I only know one thing. I love my son.

Saturday, May 18, 2013

The palette I work with

It is supremely hard to convince a teenager that there is more to life than the very narrow existence they have led this far. As they exclaim over bullying on Facebook and where they sit during lunch mod, they are not looking to hear "this too shall pass". That in itself is a foreign concept to them. Teenagers live very much in the now. They simply don't BELIEVE that in a few short years what was on their timeline or what went viral on YouTube will be forgotten or just one more thing to chuckle over.
As I try to explain to my son what a gift his life is, he cannot see beyond the pain.
This is a generation used to instant gratification and high def, extreme sports and mind blowing technologies. Mindfulness is not taught- iPad technology IS.
I am grateful to be alive with every jaw dropping sunrise, with every smile, with every lesson learned.
But I am not sixteen.
I explained to my son what an opportunity he has- just by being born. His very birth in the blossoming age of Aquarius is a gift. We are reaching new frontiers every single day. Not only was he born here on earth- honestly the best planet in the galaxy, and stunningly beautiful, ripe for exploration- but he was born in America. He has freedom and wealth and the chance to succeed. He was born healthy- a big plus.
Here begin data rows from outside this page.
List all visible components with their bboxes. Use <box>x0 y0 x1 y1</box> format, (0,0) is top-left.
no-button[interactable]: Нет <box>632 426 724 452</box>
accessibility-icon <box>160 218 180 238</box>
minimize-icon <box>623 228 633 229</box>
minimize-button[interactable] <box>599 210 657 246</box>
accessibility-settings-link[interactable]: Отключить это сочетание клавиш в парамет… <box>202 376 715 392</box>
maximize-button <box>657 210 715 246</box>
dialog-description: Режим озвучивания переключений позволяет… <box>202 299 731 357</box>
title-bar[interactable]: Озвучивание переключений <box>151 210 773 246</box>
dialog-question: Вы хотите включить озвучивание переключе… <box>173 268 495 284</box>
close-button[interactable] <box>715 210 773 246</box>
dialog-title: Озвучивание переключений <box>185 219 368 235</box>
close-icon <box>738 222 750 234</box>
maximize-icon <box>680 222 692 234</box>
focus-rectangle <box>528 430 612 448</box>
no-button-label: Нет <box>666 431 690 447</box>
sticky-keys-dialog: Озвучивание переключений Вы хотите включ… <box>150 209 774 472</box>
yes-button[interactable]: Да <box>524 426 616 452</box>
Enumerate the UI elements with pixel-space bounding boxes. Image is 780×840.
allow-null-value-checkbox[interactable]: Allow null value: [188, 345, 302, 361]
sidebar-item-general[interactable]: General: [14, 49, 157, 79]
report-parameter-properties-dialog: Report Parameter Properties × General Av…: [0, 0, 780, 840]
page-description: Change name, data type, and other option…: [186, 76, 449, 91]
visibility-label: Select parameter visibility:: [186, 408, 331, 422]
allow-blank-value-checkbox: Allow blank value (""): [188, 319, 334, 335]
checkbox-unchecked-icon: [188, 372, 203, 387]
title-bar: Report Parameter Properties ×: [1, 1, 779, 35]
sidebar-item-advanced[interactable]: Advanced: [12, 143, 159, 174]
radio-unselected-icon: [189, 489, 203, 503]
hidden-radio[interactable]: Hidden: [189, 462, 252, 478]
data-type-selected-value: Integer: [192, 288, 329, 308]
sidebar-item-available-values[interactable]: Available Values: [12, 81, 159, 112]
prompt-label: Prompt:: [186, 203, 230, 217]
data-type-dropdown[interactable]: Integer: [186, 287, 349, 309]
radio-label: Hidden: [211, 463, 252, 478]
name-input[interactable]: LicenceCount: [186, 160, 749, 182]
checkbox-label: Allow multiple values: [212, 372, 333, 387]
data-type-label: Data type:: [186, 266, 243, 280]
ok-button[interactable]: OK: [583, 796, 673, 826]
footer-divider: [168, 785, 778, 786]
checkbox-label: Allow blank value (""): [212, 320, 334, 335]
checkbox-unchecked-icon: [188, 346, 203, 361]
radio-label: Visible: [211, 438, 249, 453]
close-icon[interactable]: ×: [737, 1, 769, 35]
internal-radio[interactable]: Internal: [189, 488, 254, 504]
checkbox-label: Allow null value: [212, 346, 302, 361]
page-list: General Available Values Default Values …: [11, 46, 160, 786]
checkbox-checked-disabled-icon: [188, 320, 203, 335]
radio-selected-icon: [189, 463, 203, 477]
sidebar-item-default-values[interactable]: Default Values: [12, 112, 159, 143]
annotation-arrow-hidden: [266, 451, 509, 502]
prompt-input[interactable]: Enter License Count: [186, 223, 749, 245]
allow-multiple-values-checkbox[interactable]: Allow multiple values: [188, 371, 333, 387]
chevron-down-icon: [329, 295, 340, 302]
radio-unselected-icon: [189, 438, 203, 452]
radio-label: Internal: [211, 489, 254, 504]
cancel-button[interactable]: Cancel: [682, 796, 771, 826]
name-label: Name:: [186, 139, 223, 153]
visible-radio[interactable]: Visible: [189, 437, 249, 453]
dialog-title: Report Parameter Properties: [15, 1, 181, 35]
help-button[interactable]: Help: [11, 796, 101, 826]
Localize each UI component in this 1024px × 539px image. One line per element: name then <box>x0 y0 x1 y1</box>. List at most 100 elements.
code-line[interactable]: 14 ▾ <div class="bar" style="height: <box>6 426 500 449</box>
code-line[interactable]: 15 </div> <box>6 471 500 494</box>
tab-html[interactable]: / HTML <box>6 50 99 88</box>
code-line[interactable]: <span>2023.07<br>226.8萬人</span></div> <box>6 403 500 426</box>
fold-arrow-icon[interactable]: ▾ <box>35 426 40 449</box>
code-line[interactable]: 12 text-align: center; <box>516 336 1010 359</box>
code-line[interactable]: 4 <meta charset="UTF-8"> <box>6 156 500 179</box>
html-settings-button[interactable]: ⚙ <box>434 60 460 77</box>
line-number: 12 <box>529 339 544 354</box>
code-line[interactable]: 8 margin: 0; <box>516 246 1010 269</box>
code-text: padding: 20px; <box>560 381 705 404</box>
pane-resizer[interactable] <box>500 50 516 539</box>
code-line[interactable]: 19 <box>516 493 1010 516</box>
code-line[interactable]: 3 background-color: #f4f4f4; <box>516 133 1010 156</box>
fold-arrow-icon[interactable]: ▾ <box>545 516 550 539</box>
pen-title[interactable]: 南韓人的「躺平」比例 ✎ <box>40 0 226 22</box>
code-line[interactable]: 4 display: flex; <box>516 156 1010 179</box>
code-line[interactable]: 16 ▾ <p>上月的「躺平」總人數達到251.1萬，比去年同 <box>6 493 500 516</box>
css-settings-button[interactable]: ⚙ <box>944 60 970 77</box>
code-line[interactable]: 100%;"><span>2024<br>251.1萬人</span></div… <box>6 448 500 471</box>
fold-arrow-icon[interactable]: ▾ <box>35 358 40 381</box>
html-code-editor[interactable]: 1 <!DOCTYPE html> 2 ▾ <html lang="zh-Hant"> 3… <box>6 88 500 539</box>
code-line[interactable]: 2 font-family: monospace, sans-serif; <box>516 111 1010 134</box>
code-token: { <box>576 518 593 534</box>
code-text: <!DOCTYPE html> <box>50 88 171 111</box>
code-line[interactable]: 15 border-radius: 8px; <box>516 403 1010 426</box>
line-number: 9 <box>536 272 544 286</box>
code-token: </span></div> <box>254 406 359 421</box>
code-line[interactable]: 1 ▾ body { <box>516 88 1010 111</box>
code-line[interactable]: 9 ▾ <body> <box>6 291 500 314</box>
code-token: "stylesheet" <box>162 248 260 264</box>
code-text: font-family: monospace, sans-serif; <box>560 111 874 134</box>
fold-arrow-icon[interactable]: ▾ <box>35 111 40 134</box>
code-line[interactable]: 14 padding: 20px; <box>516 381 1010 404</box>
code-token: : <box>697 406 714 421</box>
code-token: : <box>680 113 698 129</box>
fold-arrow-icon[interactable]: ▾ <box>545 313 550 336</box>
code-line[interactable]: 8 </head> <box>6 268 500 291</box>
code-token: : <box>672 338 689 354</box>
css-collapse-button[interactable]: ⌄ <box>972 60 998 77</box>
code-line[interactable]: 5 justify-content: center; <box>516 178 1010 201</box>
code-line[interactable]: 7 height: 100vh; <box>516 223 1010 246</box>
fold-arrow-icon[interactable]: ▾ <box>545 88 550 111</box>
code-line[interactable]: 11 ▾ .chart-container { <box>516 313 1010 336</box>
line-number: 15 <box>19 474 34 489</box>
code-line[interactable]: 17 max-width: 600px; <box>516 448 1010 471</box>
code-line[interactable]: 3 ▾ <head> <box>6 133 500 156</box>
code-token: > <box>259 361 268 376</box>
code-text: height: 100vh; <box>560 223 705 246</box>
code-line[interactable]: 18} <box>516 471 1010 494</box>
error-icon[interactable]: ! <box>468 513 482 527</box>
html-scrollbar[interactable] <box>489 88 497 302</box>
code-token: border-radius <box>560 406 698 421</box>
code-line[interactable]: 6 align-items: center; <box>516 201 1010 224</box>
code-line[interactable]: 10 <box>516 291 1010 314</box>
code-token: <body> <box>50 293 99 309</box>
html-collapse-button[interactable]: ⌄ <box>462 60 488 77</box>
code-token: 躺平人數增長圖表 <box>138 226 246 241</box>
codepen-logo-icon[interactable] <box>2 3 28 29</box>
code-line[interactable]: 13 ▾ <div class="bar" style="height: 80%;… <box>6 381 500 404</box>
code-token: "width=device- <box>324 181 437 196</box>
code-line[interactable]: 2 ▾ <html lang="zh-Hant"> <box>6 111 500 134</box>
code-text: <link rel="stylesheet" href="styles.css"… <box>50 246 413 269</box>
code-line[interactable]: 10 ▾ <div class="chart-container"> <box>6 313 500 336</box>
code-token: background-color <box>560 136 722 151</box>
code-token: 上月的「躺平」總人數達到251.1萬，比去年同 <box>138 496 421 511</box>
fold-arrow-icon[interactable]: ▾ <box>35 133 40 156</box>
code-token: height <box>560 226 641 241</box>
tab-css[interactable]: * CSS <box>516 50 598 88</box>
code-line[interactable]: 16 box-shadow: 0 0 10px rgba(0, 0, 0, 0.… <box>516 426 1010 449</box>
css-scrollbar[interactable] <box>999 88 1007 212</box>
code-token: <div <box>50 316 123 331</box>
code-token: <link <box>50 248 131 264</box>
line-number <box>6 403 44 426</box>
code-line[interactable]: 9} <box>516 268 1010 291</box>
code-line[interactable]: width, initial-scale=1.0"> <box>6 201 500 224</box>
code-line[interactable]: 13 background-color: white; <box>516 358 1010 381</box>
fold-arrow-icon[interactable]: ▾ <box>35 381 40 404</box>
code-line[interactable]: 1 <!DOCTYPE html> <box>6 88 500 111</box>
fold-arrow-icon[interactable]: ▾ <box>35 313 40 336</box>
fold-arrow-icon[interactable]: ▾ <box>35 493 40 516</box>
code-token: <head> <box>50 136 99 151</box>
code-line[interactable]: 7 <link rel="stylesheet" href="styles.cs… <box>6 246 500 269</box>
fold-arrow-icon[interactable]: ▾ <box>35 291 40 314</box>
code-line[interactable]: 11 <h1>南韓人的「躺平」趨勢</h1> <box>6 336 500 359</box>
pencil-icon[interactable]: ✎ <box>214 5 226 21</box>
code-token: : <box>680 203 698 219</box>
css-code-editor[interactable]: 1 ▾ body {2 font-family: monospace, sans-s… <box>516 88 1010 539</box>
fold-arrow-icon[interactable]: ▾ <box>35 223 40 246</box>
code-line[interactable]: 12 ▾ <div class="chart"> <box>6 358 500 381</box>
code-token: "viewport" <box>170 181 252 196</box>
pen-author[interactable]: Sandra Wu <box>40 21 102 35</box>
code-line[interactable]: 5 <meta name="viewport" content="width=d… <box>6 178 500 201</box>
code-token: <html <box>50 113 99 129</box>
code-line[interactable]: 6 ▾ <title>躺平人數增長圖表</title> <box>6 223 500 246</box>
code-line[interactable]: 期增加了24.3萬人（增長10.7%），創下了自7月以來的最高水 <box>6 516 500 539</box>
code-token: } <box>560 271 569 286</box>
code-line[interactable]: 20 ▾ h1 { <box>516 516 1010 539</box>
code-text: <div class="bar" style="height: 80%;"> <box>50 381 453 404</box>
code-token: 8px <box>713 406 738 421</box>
He is good looking and intelligent, qualities that when paired with being a white male can get him far ( whether that is right or not-it is the status quo).
So, earth, america, healthy, white and male ... Right there he has the basic palette to create a life and make it whatever he dreams up. Add to that palette that he is loved and not abused, admired and not rejected, conscientious and respectful, spiritual and wise beyond his years.
If he only saw past the surface and could appreciate how amazing these gifts are, he would never seek to throw them away.
There are children digging through city dumps for grains of rice, children born without limbs, abandoned children... Children whose entire life will exist of war, AIDS and starvation.
How blessed we are.
If we wake up every single day grateful, we will feel abundant.
I hope that we teach our children gratitude and show them just how much they have to offer.